En los casos de atrofia de la mama con una buena posición (la mama no está caída), o hay una pseudoptosis (el tejido glandular está descolgado pero la areola sigue en buena posición por encima del surco submamario) basta con la inserción de un implante (aumento de mamas). En la mayor parte de casos elegimos un implante anatómico.

Mastopexia

Si los pechos están caídos y la areola ya está por debajo del surco submaamrio, la operación necesaria es una mastopexia . En función del tamaño de las mamas, del exceso de piel y de la posición del pecho podemos usar varias opciones: Quitar sólo piel alrededor de la areola, hacer una cicatriz vertical o una T invertida. Cuanta más piel sobra y más distancia hay de areola a surco, más cicatriz hemos de dejar.
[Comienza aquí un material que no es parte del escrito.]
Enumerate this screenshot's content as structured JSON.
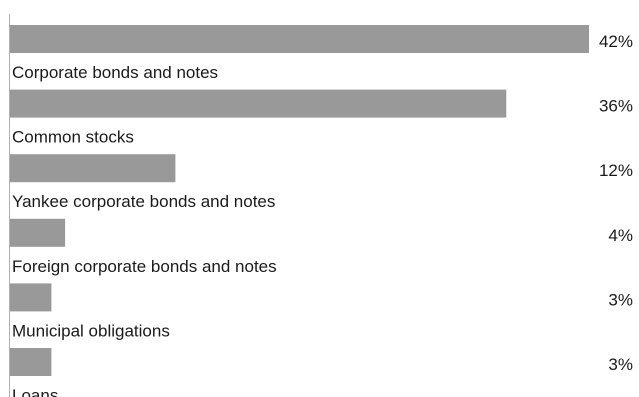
{
  "chart_data": {
    "type": "bar",
    "orientation": "horizontal",
    "categories": [
      "Corporate bonds and notes",
      "Common stocks",
      "Yankee corporate bonds and notes",
      "Foreign corporate bonds and notes",
      "Municipal obligations",
      "Loans"
    ],
    "values": [
      42,
      36,
      12,
      4,
      3,
      3
    ],
    "value_labels": [
      "42%",
      "36%",
      "12%",
      "4%",
      "3%",
      "3%"
    ],
    "xlim": [
      0,
      42
    ],
    "bar_color": "#999999",
    "grid": false,
    "legend": "none"
  }
}
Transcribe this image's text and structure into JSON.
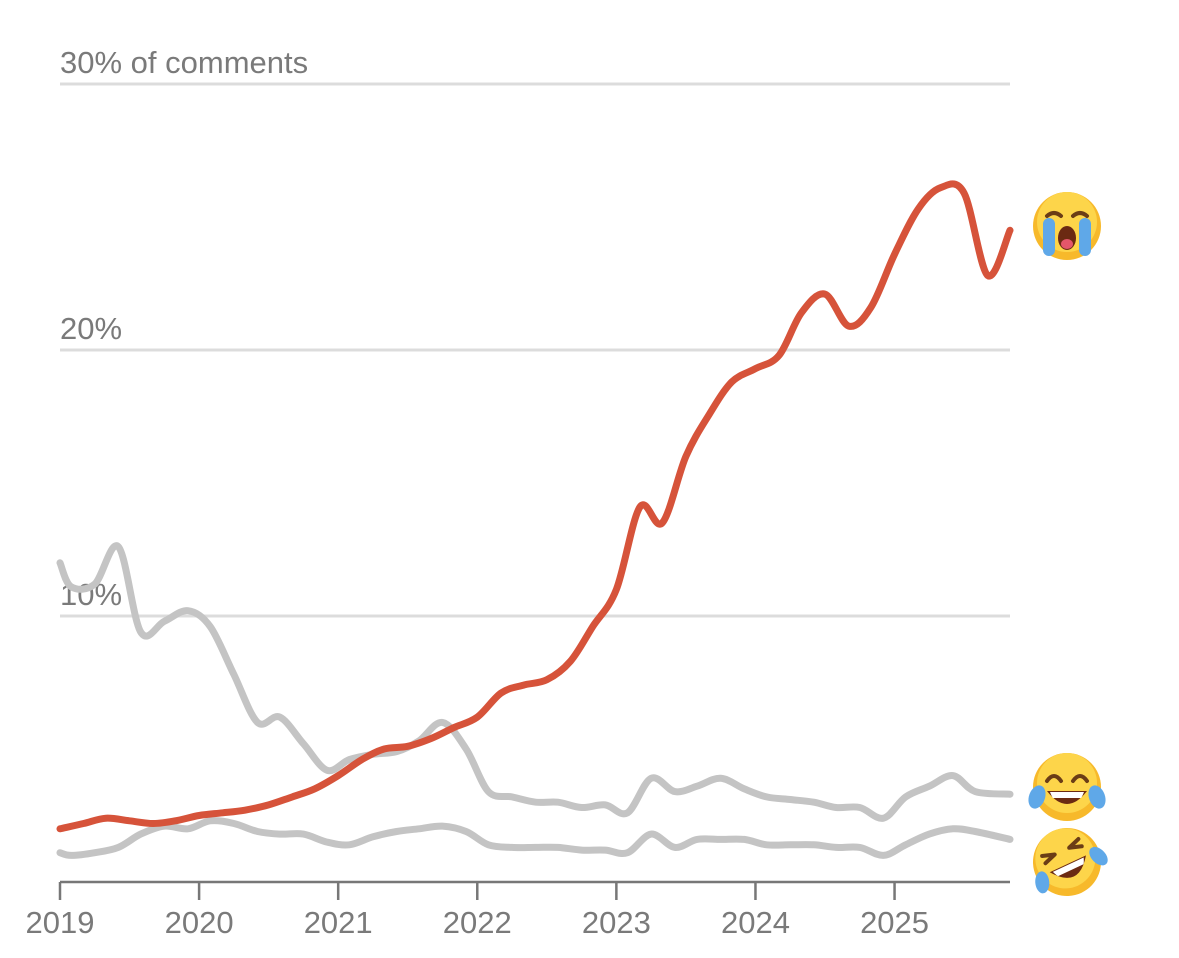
{
  "chart_data": {
    "type": "line",
    "y_tick_labels": [
      "30% of comments",
      "20%",
      "10%"
    ],
    "y_ticks": [
      30,
      20,
      10
    ],
    "ylim": [
      0,
      30
    ],
    "xlim": [
      2019.0,
      2025.83
    ],
    "x_ticks": [
      2019,
      2020,
      2021,
      2022,
      2023,
      2024,
      2025
    ],
    "x_tick_labels": [
      "2019",
      "2020",
      "2021",
      "2022",
      "2023",
      "2024",
      "2025"
    ],
    "grid": true,
    "series": [
      {
        "icon": "loudly-crying-face",
        "emoji": "😭",
        "color": "#d6533a",
        "x": [
          2019.0,
          2019.17,
          2019.33,
          2019.5,
          2019.67,
          2019.83,
          2020.0,
          2020.17,
          2020.33,
          2020.5,
          2020.67,
          2020.83,
          2021.0,
          2021.17,
          2021.33,
          2021.5,
          2021.67,
          2021.83,
          2022.0,
          2022.17,
          2022.33,
          2022.5,
          2022.67,
          2022.83,
          2023.0,
          2023.17,
          2023.33,
          2023.5,
          2023.67,
          2023.83,
          2024.0,
          2024.17,
          2024.33,
          2024.5,
          2024.67,
          2024.83,
          2025.0,
          2025.17,
          2025.33,
          2025.5,
          2025.67,
          2025.83
        ],
        "values": [
          2.0,
          2.2,
          2.4,
          2.3,
          2.2,
          2.3,
          2.5,
          2.6,
          2.7,
          2.9,
          3.2,
          3.5,
          4.0,
          4.6,
          5.0,
          5.1,
          5.4,
          5.8,
          6.2,
          7.1,
          7.4,
          7.6,
          8.3,
          9.6,
          11.0,
          14.1,
          13.5,
          16.0,
          17.6,
          18.8,
          19.3,
          19.8,
          21.4,
          22.1,
          20.9,
          21.6,
          23.6,
          25.3,
          26.1,
          25.9,
          22.8,
          24.5
        ]
      },
      {
        "icon": "face-with-tears-of-joy",
        "emoji": "😂",
        "color": "#c4c4c4",
        "x": [
          2019.0,
          2019.08,
          2019.25,
          2019.42,
          2019.58,
          2019.75,
          2019.92,
          2020.08,
          2020.25,
          2020.42,
          2020.58,
          2020.75,
          2020.92,
          2021.08,
          2021.25,
          2021.42,
          2021.58,
          2021.75,
          2021.92,
          2022.08,
          2022.25,
          2022.42,
          2022.58,
          2022.75,
          2022.92,
          2023.08,
          2023.25,
          2023.42,
          2023.58,
          2023.75,
          2023.92,
          2024.08,
          2024.25,
          2024.42,
          2024.58,
          2024.75,
          2024.92,
          2025.08,
          2025.25,
          2025.42,
          2025.58,
          2025.83
        ],
        "values": [
          12.0,
          11.1,
          11.2,
          12.6,
          9.4,
          9.8,
          10.2,
          9.6,
          7.8,
          6.0,
          6.2,
          5.2,
          4.2,
          4.6,
          4.8,
          4.9,
          5.3,
          6.0,
          5.0,
          3.4,
          3.2,
          3.0,
          3.0,
          2.8,
          2.9,
          2.6,
          3.9,
          3.4,
          3.6,
          3.9,
          3.5,
          3.2,
          3.1,
          3.0,
          2.8,
          2.8,
          2.4,
          3.2,
          3.6,
          4.0,
          3.4,
          3.3
        ]
      },
      {
        "icon": "rolling-on-the-floor-laughing",
        "emoji": "🤣",
        "color": "#c4c4c4",
        "x": [
          2019.0,
          2019.08,
          2019.25,
          2019.42,
          2019.58,
          2019.75,
          2019.92,
          2020.08,
          2020.25,
          2020.42,
          2020.58,
          2020.75,
          2020.92,
          2021.08,
          2021.25,
          2021.42,
          2021.58,
          2021.75,
          2021.92,
          2022.08,
          2022.25,
          2022.42,
          2022.58,
          2022.75,
          2022.92,
          2023.08,
          2023.25,
          2023.42,
          2023.58,
          2023.75,
          2023.92,
          2024.08,
          2024.25,
          2024.42,
          2024.58,
          2024.75,
          2024.92,
          2025.08,
          2025.25,
          2025.42,
          2025.58,
          2025.83
        ],
        "values": [
          1.1,
          1.0,
          1.1,
          1.3,
          1.8,
          2.1,
          2.0,
          2.3,
          2.2,
          1.9,
          1.8,
          1.8,
          1.5,
          1.4,
          1.7,
          1.9,
          2.0,
          2.1,
          1.9,
          1.4,
          1.3,
          1.3,
          1.3,
          1.2,
          1.2,
          1.1,
          1.8,
          1.3,
          1.6,
          1.6,
          1.6,
          1.4,
          1.4,
          1.4,
          1.3,
          1.3,
          1.0,
          1.4,
          1.8,
          2.0,
          1.9,
          1.6
        ]
      }
    ]
  }
}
Hay que esperar al menos 3-6 meses desde que se ha finalizado la lactancia para pensar en cirugía plástica-estética.

Preguntas Frecuentes

  • ¿Es posible que los implantes afecten la producción de leche materna? No, generalmente no afectan la producción ni los conductos, especialmente con ciertas incisiones y colocaciones.
  • ¿Los cambios de peso durante el embarazo y la lactancia pueden dañar los implantes? No los dañan directamente, pero los cambios de volumen pueden afectar la estética y requerir una futura revisión.
  • Si decido amamantar, ¿la leche materna podría estar en contacto con el implante o ser menos segura? No, la leche no entra en contacto con el implante. Su composición y seguridad no se ven afectadas.